Don’t take over the NDIS, Rockliff urges Shorten
Laws to change the NDIS should be delayed until the states are clear what future disability services will fall to them, Tasmanian Premier Jeremy Rockliff says
Bill Shorten should delay new laws to change the NDIS until the states are clear about what disability support outside the scheme they will be required to provide, Tasmanian Premier Jeremy Rockliff said.
With the future of the National Disability Insurance Scheme amendment bill on the line over the next two sitting weeks of parliament, Mr Rockliff called on the NDIS Minister to hold off pushing its passage until state concerns are addressed, including the need for a new intergovernmental agreement on the scheme.
“I urge Minister Shorten not to bring on the bill in the Senate this week.
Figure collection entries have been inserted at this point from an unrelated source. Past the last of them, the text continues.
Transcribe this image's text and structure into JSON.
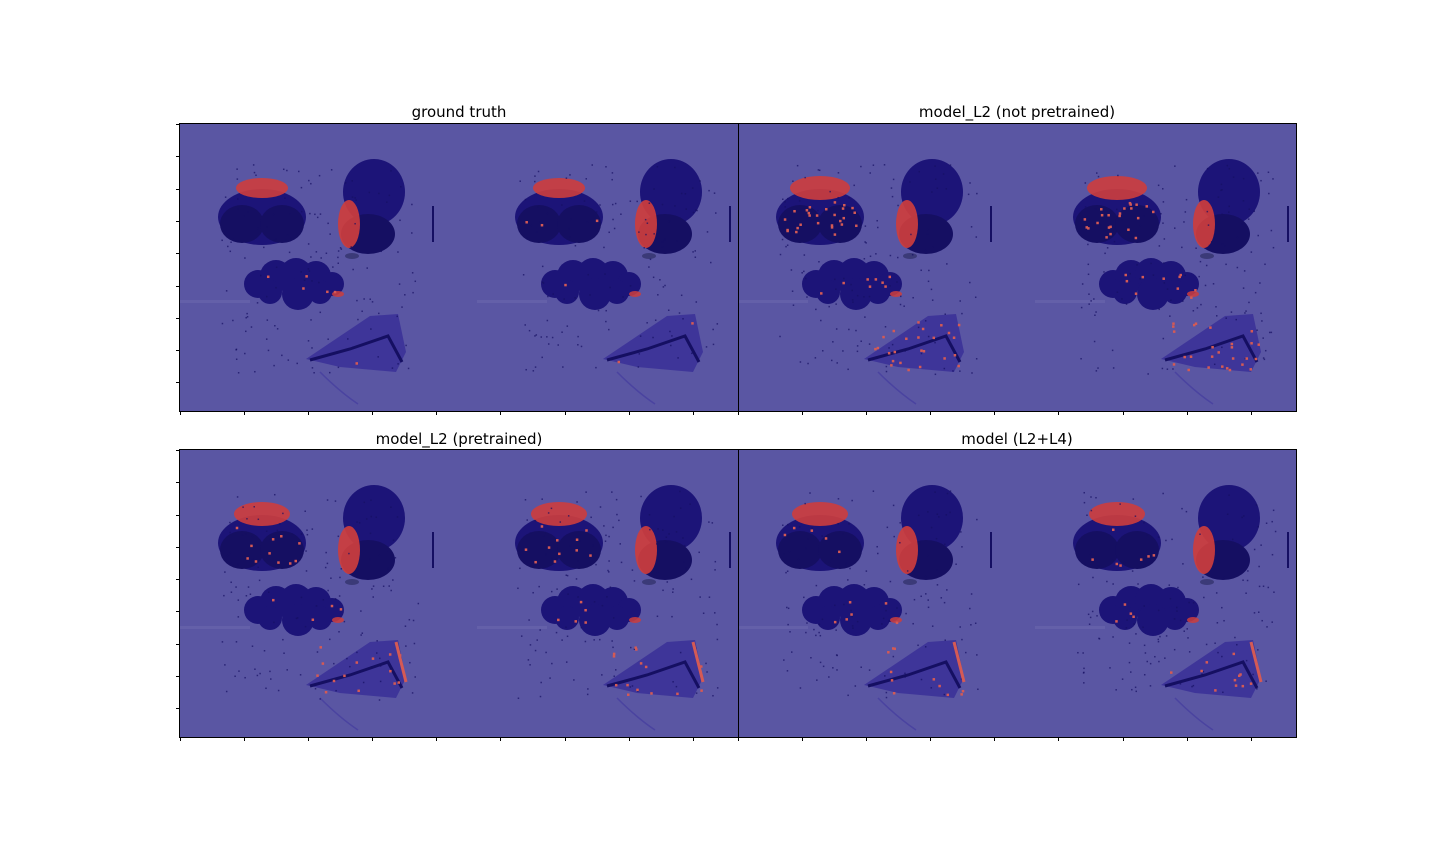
{
  "figure": {
    "titles": {
      "top_left": "ground truth",
      "top_right": "model_L2 (not pretrained)",
      "bottom_left": "model_L2 (pretrained)",
      "bottom_right": "model (L2+L4)"
    }
  },
  "colors": {
    "background_overlay": "#5a56a3",
    "tissue": "#1c1478",
    "tissue_dark": "#150f62",
    "prediction": "#cd3d3d",
    "prediction_light": "#d45a55"
  }
}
There is too much at stake,” he said. “We have a lot to lose by the federal government running ramshod and taking over the NDIS. There are too many risks in terms of cost of the state, but most importantly the services that governments, state and federal, provide for people with disability.”
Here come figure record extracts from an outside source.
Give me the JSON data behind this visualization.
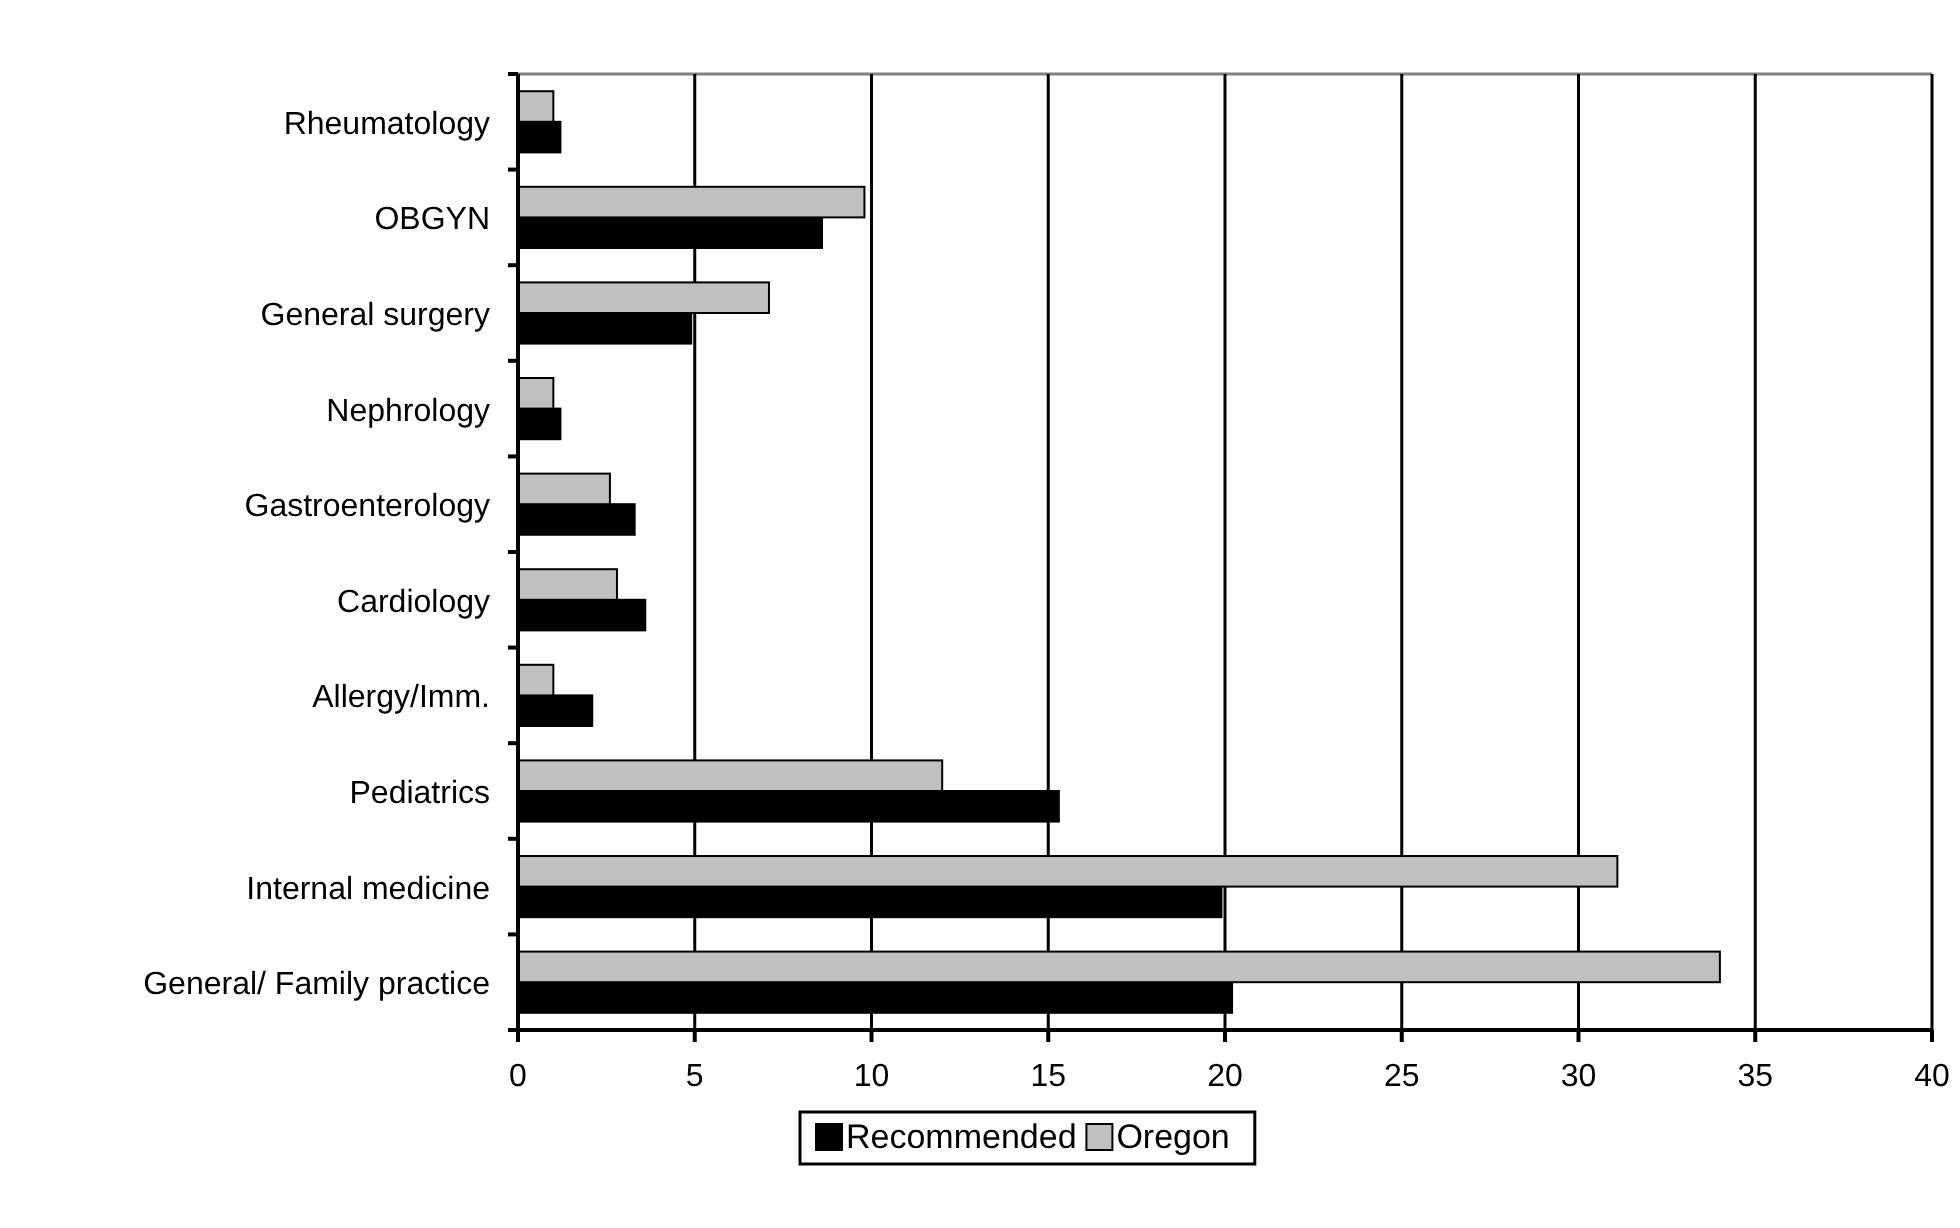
{
  "chart_data": {
    "type": "bar",
    "orientation": "horizontal",
    "categories": [
      "Rheumatology",
      "OBGYN",
      "General surgery",
      "Nephrology",
      "Gastroenterology",
      "Cardiology",
      "Allergy/Imm.",
      "Pediatrics",
      "Internal medicine",
      "General/ Family practice"
    ],
    "series": [
      {
        "name": "Recommended",
        "color": "#000000",
        "values": [
          1.2,
          8.6,
          4.9,
          1.2,
          3.3,
          3.6,
          2.1,
          15.3,
          19.9,
          20.2
        ]
      },
      {
        "name": "Oregon",
        "color": "#c0c0c0",
        "values": [
          1.0,
          9.8,
          7.1,
          1.0,
          2.6,
          2.8,
          1.0,
          12.0,
          31.1,
          34.0
        ]
      }
    ],
    "xlim": [
      0,
      40
    ],
    "xticks": [
      0,
      5,
      10,
      15,
      20,
      25,
      30,
      35,
      40
    ],
    "grid": "x",
    "legend": "bottom"
  }
}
Mr Rockliff and South Australian Premier Peter Malinauskas met Mr Shorten 10 days ago on behalf of all state and territory leaders to express their concerns that the new bill gave the federal government sole power to determine the disability services outside the NDIS for which the states would be responsible.
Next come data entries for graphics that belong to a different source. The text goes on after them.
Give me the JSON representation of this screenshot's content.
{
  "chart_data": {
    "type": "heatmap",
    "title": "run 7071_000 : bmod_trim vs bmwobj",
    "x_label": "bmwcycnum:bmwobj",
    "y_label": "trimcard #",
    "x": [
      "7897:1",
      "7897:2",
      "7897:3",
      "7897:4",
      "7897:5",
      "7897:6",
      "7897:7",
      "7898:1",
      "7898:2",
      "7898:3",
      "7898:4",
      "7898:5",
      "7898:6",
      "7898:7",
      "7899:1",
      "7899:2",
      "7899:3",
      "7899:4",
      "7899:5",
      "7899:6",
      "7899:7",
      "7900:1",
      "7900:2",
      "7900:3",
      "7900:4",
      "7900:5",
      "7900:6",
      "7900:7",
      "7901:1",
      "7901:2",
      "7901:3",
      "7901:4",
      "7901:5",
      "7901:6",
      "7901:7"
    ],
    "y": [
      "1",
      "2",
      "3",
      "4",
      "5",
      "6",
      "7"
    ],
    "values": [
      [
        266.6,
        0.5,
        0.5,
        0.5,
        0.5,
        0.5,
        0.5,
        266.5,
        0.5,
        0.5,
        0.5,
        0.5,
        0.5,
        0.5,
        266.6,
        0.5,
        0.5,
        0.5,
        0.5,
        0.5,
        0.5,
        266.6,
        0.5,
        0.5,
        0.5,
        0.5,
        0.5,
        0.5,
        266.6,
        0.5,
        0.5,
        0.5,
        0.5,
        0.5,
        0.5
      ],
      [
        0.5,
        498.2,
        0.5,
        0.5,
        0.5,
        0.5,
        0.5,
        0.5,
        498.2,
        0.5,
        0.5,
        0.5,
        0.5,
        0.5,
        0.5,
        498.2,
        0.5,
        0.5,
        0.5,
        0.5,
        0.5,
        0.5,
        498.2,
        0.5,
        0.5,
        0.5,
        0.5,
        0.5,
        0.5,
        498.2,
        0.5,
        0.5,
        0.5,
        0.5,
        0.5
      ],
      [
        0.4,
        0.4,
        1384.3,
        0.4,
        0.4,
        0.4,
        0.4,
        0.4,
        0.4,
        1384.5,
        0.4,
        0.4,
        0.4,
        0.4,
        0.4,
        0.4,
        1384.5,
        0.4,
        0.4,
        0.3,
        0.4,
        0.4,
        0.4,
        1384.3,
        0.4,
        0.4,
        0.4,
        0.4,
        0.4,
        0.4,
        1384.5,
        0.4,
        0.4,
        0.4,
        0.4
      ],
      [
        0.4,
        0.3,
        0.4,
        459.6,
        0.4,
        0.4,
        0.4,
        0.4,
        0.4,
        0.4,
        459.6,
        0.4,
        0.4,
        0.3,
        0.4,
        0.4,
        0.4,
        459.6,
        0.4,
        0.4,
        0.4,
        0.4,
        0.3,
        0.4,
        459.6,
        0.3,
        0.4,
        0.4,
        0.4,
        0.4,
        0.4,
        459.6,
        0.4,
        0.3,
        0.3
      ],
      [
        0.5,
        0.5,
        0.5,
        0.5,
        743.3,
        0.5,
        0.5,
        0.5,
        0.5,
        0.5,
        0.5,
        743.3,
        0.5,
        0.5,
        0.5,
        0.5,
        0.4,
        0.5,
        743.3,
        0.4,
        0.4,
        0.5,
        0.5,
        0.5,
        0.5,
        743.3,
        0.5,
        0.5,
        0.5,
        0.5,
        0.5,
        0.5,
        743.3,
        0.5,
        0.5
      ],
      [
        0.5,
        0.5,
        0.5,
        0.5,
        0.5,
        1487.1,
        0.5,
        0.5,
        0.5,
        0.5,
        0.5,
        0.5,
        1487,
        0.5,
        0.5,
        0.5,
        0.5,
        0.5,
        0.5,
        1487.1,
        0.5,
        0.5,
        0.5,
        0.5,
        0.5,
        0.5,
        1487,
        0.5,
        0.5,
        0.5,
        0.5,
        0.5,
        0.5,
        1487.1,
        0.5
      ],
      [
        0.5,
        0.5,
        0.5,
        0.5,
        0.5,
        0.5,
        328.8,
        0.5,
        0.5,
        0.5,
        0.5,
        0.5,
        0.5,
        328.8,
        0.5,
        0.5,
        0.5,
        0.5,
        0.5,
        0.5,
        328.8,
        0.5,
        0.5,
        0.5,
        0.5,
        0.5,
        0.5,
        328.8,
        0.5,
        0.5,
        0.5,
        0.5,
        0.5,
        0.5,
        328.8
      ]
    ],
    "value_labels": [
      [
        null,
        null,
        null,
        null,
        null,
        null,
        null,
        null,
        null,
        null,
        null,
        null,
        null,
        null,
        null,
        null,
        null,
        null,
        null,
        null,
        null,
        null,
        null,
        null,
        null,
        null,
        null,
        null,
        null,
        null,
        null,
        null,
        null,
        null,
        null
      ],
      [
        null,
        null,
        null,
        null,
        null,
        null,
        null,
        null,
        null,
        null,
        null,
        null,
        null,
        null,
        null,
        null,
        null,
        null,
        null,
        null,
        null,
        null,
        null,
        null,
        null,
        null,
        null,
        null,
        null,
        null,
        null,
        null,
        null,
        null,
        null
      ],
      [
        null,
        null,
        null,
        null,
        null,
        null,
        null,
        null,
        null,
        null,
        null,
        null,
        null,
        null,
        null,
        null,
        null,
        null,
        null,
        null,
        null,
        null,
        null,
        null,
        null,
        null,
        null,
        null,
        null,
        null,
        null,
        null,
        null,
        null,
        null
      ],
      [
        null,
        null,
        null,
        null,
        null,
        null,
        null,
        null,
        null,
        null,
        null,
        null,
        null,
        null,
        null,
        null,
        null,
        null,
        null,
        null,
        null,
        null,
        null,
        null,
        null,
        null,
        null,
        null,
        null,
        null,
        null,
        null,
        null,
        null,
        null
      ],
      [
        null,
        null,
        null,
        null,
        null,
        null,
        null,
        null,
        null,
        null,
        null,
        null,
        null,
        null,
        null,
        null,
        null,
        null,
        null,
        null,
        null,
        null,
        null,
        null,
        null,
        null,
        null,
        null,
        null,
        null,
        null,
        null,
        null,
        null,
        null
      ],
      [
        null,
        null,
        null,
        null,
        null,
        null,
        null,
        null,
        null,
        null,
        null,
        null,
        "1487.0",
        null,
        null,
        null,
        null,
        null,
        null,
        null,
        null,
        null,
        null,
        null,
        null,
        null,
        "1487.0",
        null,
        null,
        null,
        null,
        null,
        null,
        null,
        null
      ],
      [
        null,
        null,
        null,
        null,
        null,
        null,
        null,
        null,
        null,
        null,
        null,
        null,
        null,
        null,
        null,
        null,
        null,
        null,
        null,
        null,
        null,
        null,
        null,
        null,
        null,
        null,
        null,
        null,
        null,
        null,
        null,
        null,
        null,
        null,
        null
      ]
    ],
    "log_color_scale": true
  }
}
He said the bill enabled the Albanese government to “make changes in the future at a whim (which) could come at the cost of people with disability”.
“The bill as it stands … could have significant cost and social impacts on states,” Mr Rockliff said.
The federal government and the states are co-funders and co-governors of the NDIS, with the federal government contributing about 70 per cent of its cost, expected to be about $44bn this year.
The new bill is part of the Albanese government’s response to an independent NDIS review, which proposed a series of recommendations on how to rein in the escalating cost of the scheme and improve the experience for its 650,000 participants.
The review said that to bring the scheme back to its original intent of supporting the most profoundly disabled, new “foundational supports” for people with disability should be provided outside the NDIS.
These would include support in mainstream settings such as school and childcare for tens of thousands of children with autism and developmental delay.
These foundational supports have turned into a political battleground, with the states saying the proposed new legislation will give the federal government full power to determine responsibility for those supports.
Mr Malinauskas told The Australian earlier this month that the Albanese government had guaranteed the states would be no worse off under the new disability arrangements, but there had been “a decided lack of detail about what that funding will be”.
Mr Shorten pressed for the passage of the bill before the winter parliamentary break but was frustrated by opposition and crossbench senators who put it back to a committee for further review. He said the eight-week delay in finalising the new legislation would cost the NDIS more than $1bn and set back hopes of meeting an 8 per cent cost growth target by 2026 imposed by national cabinet.